As can be predicted, even from my narration of events, there are two camps, two distinct ways of thinking about this incident: On the one hand, Boston (its police and officials from the shiny new governor to the chief of police) over-reacted and made fools of themselves and our city; on the other hand, Boston took the measures they were trained to take in the event of suspicious and therefore potentially dangerous electronic devices being reported around town.
I fall on the latter side of better to be safe than sorry; just as soon as someone shrugged off the devices, one of them would blow up (and again, these were at high traffic, heavily populated locations or in “key” places like under bridges and overpasses) and kill hundreds perhaps thousands of people or perhaps cut off first responders by destroying key roads. The pic above is of one of the devices spotted under the I-93 overpass. I wouldn’t want to be THAT shoulder shrugger, that’s for sure. Just as I wouldn’t have wanted to be running Logan Airport on 9/11 (what ever happened to that woman? Does anyone know? She just quietly faded away after being battered in the press for incompetence . . . ). But then, I wouldn’t want to be a city on high alert over a blinking sign with a cartoon shooting a bird, either. Hmmmm.
Frankly, it’s a pretty big deal around here, and I doubt it ends there. Or here. The guys they hired, I feel rather sorry for because they’re clearly not the sharpest knives in the drawer and were arrested yesterday, in court and released today; they’re currently enjoying their fifteen minutes of fame waving wildly into cameras, smiling broadly, and mumbling inanities about their hair (and quickly being cut off by their attorney). But Governor Deval Patrick and Mayor Menino don’t quite see the humor or the insignificance of the acts and are vowing to prosecute those responsible and seek restitution.
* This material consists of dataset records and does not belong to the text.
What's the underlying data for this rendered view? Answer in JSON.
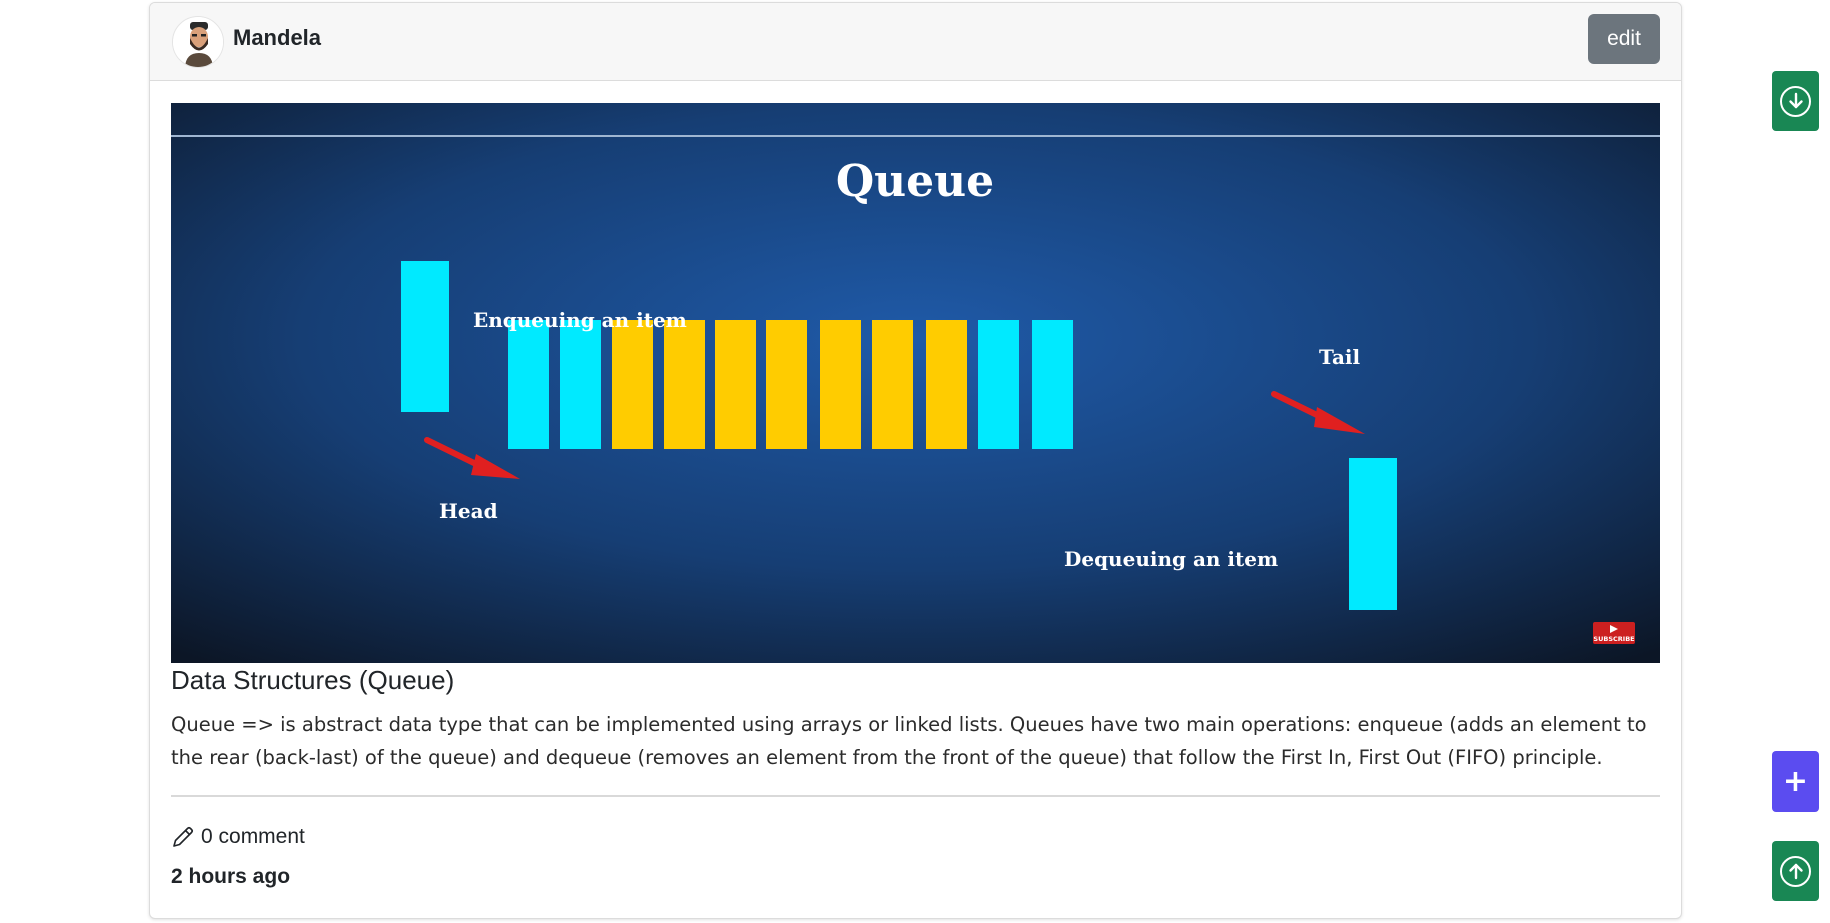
{
  "post": {
    "author": "Mandela",
    "edit_label": "edit",
    "image": {
      "title": "Queue",
      "enqueue_label": "Enqueuing an item",
      "head_label": "Head",
      "tail_label": "Tail",
      "dequeue_label": "Dequeuing an item",
      "subscribe_label": "SUBSCRIBE",
      "queue_item_colors": [
        "#00eaff",
        "#00eaff",
        "#ffcc00",
        "#ffcc00",
        "#ffcc00",
        "#ffcc00",
        "#ffcc00",
        "#ffcc00",
        "#ffcc00",
        "#00eaff",
        "#00eaff"
      ],
      "arrow_color": "#e02020"
    },
    "title": "Data Structures (Queue)",
    "body": "Queue => is abstract data type that can be implemented using arrays or linked lists. Queues have two main operations: enqueue (adds an element to the rear (back-last) of the queue) and dequeue (removes an element from the front of the queue) that follow the First In, First Out (FIFO) principle.",
    "comment_count": "0 comment",
    "time_ago": "2 hours ago"
  },
  "floating_buttons": {
    "down_icon": "arrow-down-circle-icon",
    "add_icon": "plus-icon",
    "up_icon": "arrow-up-circle-icon",
    "down_color": "#198754",
    "add_color": "#5b4cf0",
    "up_color": "#198754"
  }
}
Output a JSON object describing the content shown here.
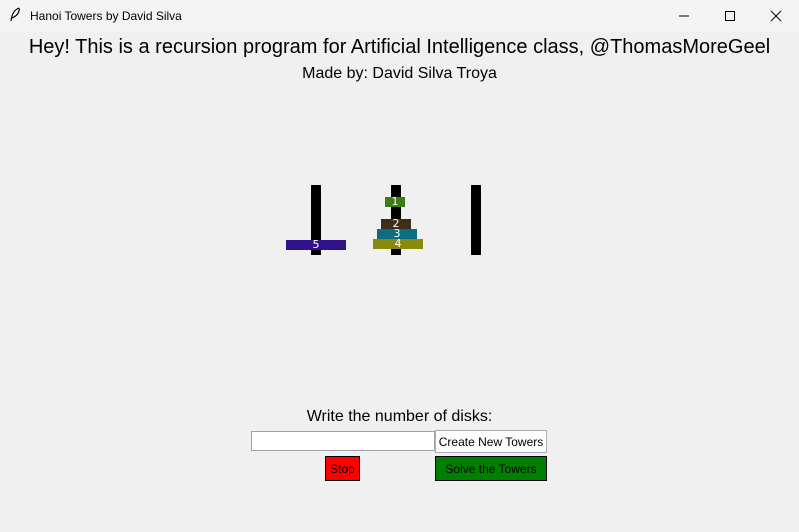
{
  "window": {
    "title": "Hanoi Towers by David Silva",
    "app_icon": "feather-icon",
    "controls": [
      "minimize-icon",
      "maximize-icon",
      "close-icon"
    ]
  },
  "header": {
    "title": "Hey! This is a recursion program for Artificial Intelligence class, @ThomasMoreGeel",
    "subtitle": "Made by: David Silva Troya"
  },
  "towers": {
    "pegs": [
      {
        "disks": [
          {
            "label": "5",
            "color": "#31108a"
          }
        ]
      },
      {
        "disks": [
          {
            "label": "4",
            "color": "#8a8a0a"
          },
          {
            "label": "3",
            "color": "#0a6e80"
          },
          {
            "label": "2",
            "color": "#3e2d17"
          },
          {
            "label": "1",
            "color": "#3f7d14"
          }
        ]
      },
      {
        "disks": []
      }
    ]
  },
  "controls": {
    "prompt": "Write the number of disks:",
    "disk_count_value": "",
    "create_label": "Create New Towers",
    "stop_label": "Stop",
    "solve_label": "Solve the Towers",
    "stop_color": "#ff0000",
    "solve_color": "#008000"
  }
}
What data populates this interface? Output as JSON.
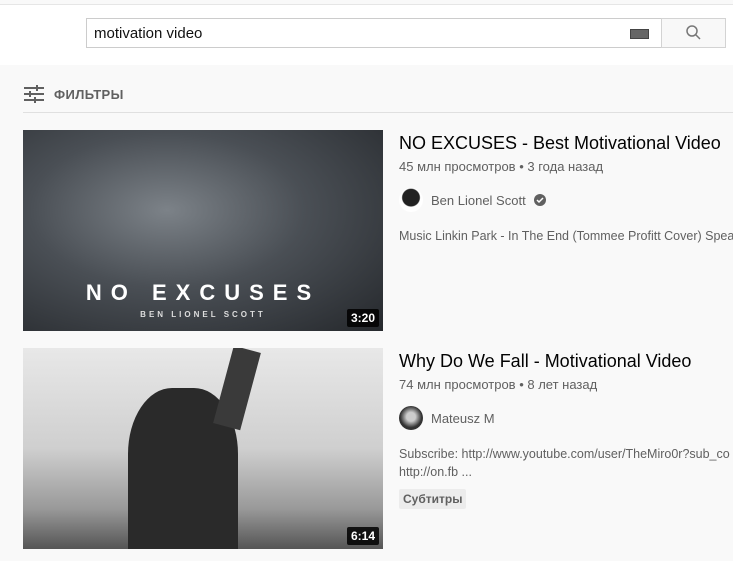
{
  "search": {
    "value": "motivation video"
  },
  "filters": {
    "label": "ФИЛЬТРЫ"
  },
  "videos": [
    {
      "title": "NO EXCUSES - Best Motivational Video",
      "views": "45 млн просмотров",
      "age": "3 года назад",
      "channel": "Ben Lionel Scott",
      "verified": true,
      "description": "Music Linkin Park - In The End (Tommee Profitt Cover) Spea",
      "duration": "3:20",
      "thumb_text": "NO EXCUSES",
      "thumb_subtext": "BEN LIONEL SCOTT"
    },
    {
      "title": "Why Do We Fall - Motivational Video",
      "views": "74 млн просмотров",
      "age": "8 лет назад",
      "channel": "Mateusz M",
      "description": "Subscribe: http://www.youtube.com/user/TheMiro0r?sub_co",
      "description2": "http://on.fb ...",
      "badge": "Субтитры",
      "duration": "6:14"
    }
  ]
}
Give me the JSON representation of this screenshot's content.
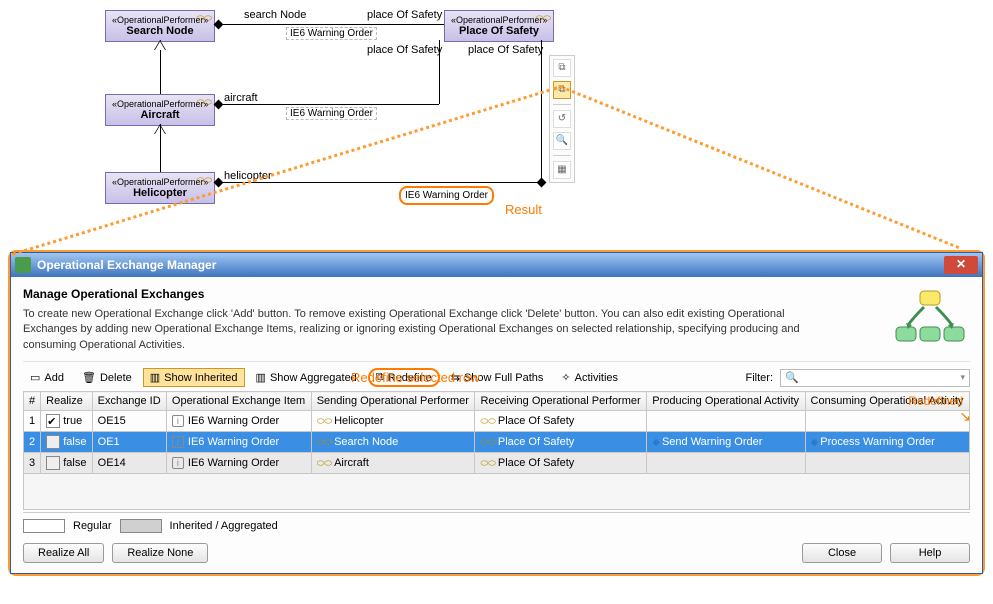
{
  "diagram": {
    "nodes": {
      "search": {
        "stereo": "«OperationalPerformer»",
        "name": "Search Node"
      },
      "aircraft": {
        "stereo": "«OperationalPerformer»",
        "name": "Aircraft"
      },
      "helicopter": {
        "stereo": "«OperationalPerformer»",
        "name": "Helicopter"
      },
      "safety": {
        "stereo": "«OperationalPerformer»",
        "name": "Place Of Safety"
      }
    },
    "labels": {
      "searchNodeEdge": "search Node",
      "placeOfSafety": "place Of Safety",
      "aircraftEdge": "aircraft",
      "helicopterEdge": "helicopter",
      "ie6warning": "IE6 Warning Order"
    },
    "resultLabel": "Result"
  },
  "dialog": {
    "title": "Operational Exchange Manager",
    "heading": "Manage Operational Exchanges",
    "description": "To create new Operational Exchange click 'Add' button. To remove existing Operational Exchange click 'Delete' button. You can also edit existing Operational Exchanges by adding new Operational Exchange Items, realizing or ignoring existing Operational Exchanges on selected relationship, specifying producing and consuming Operational Activities.",
    "annotations": {
      "redefineRow": "Redefine selected row",
      "redefined": "Redefined"
    },
    "toolbar": {
      "add": "Add",
      "delete": "Delete",
      "showInherited": "Show Inherited",
      "showAggregated": "Show Aggregated",
      "redefine": "Redefine",
      "showFullPaths": "Show Full Paths",
      "activities": "Activities",
      "filterLabel": "Filter:"
    },
    "columns": {
      "num": "#",
      "realize": "Realize",
      "exchangeId": "Exchange ID",
      "item": "Operational Exchange Item",
      "sending": "Sending Operational Performer",
      "receiving": "Receiving Operational Performer",
      "producing": "Producing Operational Activity",
      "consuming": "Consuming Operational Activity"
    },
    "rows": [
      {
        "num": "1",
        "realize": "checked",
        "id": "OE15",
        "item": "IE6 Warning Order",
        "send": "Helicopter",
        "recv": "Place Of Safety",
        "prod": "",
        "cons": ""
      },
      {
        "num": "2",
        "realize": "empty",
        "id": "OE1",
        "item": "IE6 Warning Order",
        "send": "Search Node",
        "recv": "Place Of Safety",
        "prod": "Send Warning Order",
        "cons": "Process Warning Order"
      },
      {
        "num": "3",
        "realize": "empty",
        "id": "OE14",
        "item": "IE6 Warning Order",
        "send": "Aircraft",
        "recv": "Place Of Safety",
        "prod": "",
        "cons": ""
      }
    ],
    "trueLabel": "true",
    "falseLabel": "false",
    "legend": {
      "regular": "Regular",
      "inherited": "Inherited / Aggregated"
    },
    "buttons": {
      "realizeAll": "Realize All",
      "realizeNone": "Realize None",
      "close": "Close",
      "help": "Help"
    }
  }
}
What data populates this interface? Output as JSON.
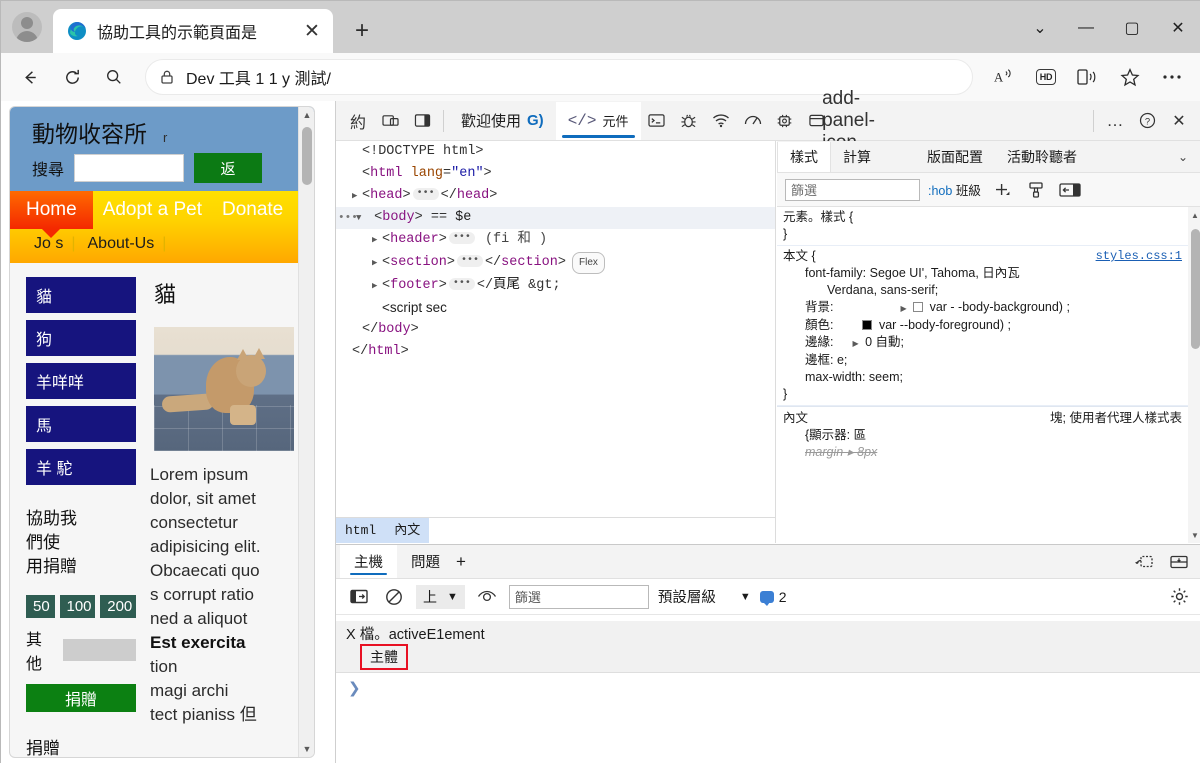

I just heard a young woman say that this just goes to show that there is a generation gap, and that the whole thing happened because “old” people didn’t get the joke (this was on NECN as I’m typing this, so I don’t have the link to a vid or story, you’ll just have to take my word for it). I have no comment on that; it speaks for itself.
Now these same signs were placed in a total of ten cities, and Boston is the only one that went into high alert, so I do rather wonder if we weren’t a bit . . . um, over-reactive and excitable. Even New York City, which obviously has stronger reason to be highly sensitive to threats, more so than Boston–except, and it’s a BIG “except,” in the sense that NYC could not have stopped the 9/11 attacks and Boston could have (two of the four planes anyway), but in the case of the strategically placed blinking boxes, NYC didn’t panic. Indeed, the ad campaign was dreamed up by some firm in NYC.
I’m torn on this one; I think it was irresponsible, but I also think that it’s gone a bit too far. It’s illustrative, though, of that line we walk post-9/11 between terror and freedom.